Dr. Beata Holkova presented the results of a National Cancer Institute (NCI) phase 2 study that was open at several institutions across the country, including Weill Cornell. The trial evaluated the combination of bortezomib (FDA-approved for treatment of patients with previously treated MCL) plus the histone deacetylase inhibitor vorinostat. The combination demonstrated synergistic activity in preclinical studies and showed promised in earlier trials in patients with multiple myeloma. Preliminary results from this NCI trial were encouraging, particularly in the group of patients with MCL that had never been treated with bortezomib. The trial is ongoing. Click here for more information about this study.
By Peter Martin, MD
Until recently, the role of rituximab in treatment of mantle cell lymphoma (MCL) was unclear. Prior randomized trials demonstrated improved response rates to chemotherapy when combined with rituximab, but unlike other lymphomas, it had failed to demonstrate an improvement in survival. Two abstracts presented at the recent American Society of Hematology (ASH) meeting provided encouraging evidence regarding this most-important outcome.
Dr. Simon Rule presented the results of the recent UK National Cancer Research Institute trial comparing fludarabine/cyclophosphamide (FC) to FC plus rituximab (FCR) in patients of all ages with newly diagnosed MCL. The trial enrolled 370 patients with mostly intermediate and high-risk MCL and followed them for an average of 39 months. The addition of rituximab to FC improved response rate, complete response rate, time to progression, and overall survival. Combined with recent evidence from data registry studies and the data that has accumulated from prior trials, it is clear that standard of care first-line treatment of MCL should include rituximab.

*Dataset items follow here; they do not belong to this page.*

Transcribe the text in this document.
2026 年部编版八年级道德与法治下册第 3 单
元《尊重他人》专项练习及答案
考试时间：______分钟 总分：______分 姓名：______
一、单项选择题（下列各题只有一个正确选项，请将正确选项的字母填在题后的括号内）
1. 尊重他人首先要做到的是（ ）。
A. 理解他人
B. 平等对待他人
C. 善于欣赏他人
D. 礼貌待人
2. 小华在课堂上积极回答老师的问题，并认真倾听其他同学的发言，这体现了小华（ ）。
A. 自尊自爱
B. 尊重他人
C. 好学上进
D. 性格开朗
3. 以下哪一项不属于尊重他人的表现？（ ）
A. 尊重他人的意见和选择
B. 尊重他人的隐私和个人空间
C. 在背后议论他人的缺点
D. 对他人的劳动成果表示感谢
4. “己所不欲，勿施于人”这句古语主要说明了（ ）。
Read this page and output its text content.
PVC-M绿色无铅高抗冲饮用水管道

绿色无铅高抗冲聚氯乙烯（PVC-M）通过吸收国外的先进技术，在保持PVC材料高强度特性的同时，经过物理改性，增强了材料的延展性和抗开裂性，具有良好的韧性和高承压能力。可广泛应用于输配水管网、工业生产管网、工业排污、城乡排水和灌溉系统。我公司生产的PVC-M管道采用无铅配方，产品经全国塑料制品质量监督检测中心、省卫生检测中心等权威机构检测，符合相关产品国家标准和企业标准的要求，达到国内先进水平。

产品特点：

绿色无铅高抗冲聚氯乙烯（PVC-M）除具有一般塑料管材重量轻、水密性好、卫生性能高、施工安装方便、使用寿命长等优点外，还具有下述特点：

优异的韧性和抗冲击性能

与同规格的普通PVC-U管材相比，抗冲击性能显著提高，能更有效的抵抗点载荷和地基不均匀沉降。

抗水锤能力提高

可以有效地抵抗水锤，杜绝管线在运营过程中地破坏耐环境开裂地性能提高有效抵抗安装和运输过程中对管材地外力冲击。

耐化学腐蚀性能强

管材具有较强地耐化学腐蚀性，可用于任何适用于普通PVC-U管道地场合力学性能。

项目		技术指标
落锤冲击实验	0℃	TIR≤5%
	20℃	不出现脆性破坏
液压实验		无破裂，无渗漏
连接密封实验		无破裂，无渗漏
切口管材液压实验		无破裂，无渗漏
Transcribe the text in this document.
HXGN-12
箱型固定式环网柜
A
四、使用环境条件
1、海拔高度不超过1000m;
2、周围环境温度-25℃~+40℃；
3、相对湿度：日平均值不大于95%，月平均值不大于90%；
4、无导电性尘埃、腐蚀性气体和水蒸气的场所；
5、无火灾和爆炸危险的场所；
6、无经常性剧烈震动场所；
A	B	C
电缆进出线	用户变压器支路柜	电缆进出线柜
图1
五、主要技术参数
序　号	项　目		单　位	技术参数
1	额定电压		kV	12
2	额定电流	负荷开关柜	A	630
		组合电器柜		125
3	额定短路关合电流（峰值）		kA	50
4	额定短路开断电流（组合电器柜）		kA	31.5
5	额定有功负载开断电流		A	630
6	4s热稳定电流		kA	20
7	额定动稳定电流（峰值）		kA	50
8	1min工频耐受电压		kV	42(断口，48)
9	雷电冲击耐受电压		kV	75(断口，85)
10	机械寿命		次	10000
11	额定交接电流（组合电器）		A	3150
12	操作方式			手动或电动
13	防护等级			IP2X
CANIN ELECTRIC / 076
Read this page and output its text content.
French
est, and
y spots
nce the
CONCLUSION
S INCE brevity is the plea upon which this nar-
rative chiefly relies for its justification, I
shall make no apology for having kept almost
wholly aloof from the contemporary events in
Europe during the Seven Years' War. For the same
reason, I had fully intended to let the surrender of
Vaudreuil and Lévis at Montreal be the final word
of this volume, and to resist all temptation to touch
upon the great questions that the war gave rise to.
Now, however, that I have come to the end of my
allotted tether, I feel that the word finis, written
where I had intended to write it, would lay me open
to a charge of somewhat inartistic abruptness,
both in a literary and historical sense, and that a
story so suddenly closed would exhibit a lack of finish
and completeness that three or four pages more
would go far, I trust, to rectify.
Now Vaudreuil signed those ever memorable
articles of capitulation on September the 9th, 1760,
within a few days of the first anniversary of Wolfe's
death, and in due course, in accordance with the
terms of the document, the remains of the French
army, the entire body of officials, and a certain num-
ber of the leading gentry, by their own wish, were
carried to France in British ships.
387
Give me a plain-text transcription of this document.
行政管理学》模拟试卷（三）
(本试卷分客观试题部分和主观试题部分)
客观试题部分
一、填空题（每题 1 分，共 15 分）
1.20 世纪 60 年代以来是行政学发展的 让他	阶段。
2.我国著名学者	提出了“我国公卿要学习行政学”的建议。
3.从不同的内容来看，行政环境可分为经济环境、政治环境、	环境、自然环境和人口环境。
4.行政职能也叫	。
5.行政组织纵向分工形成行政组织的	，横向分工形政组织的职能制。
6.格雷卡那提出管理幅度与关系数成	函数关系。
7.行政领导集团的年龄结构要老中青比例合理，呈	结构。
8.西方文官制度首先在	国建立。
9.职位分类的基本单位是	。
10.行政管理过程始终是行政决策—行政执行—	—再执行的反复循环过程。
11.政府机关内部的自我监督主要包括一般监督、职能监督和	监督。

Updated results from a European Mantle Cell Lymphoma Network trial (also presented at the meeting in Lugano last summer and discussed by Dr. Rebecca Elstrom in this blog) confirmed that rituximab maintenance administered to patients over 60 years of age after R-CHOP chemotherapy provided a significant survival benefit. Although longer follow-up and confirmatory trials are needed, rituximab maintenance may be considered standard of care for older patients not receiving more aggressive induction/consolidation regimens. The upcoming Intergroup trial for patients over 60 years of age will feature randomization between rituximab maintenance and maintenance with lenalidomide plus rituximab.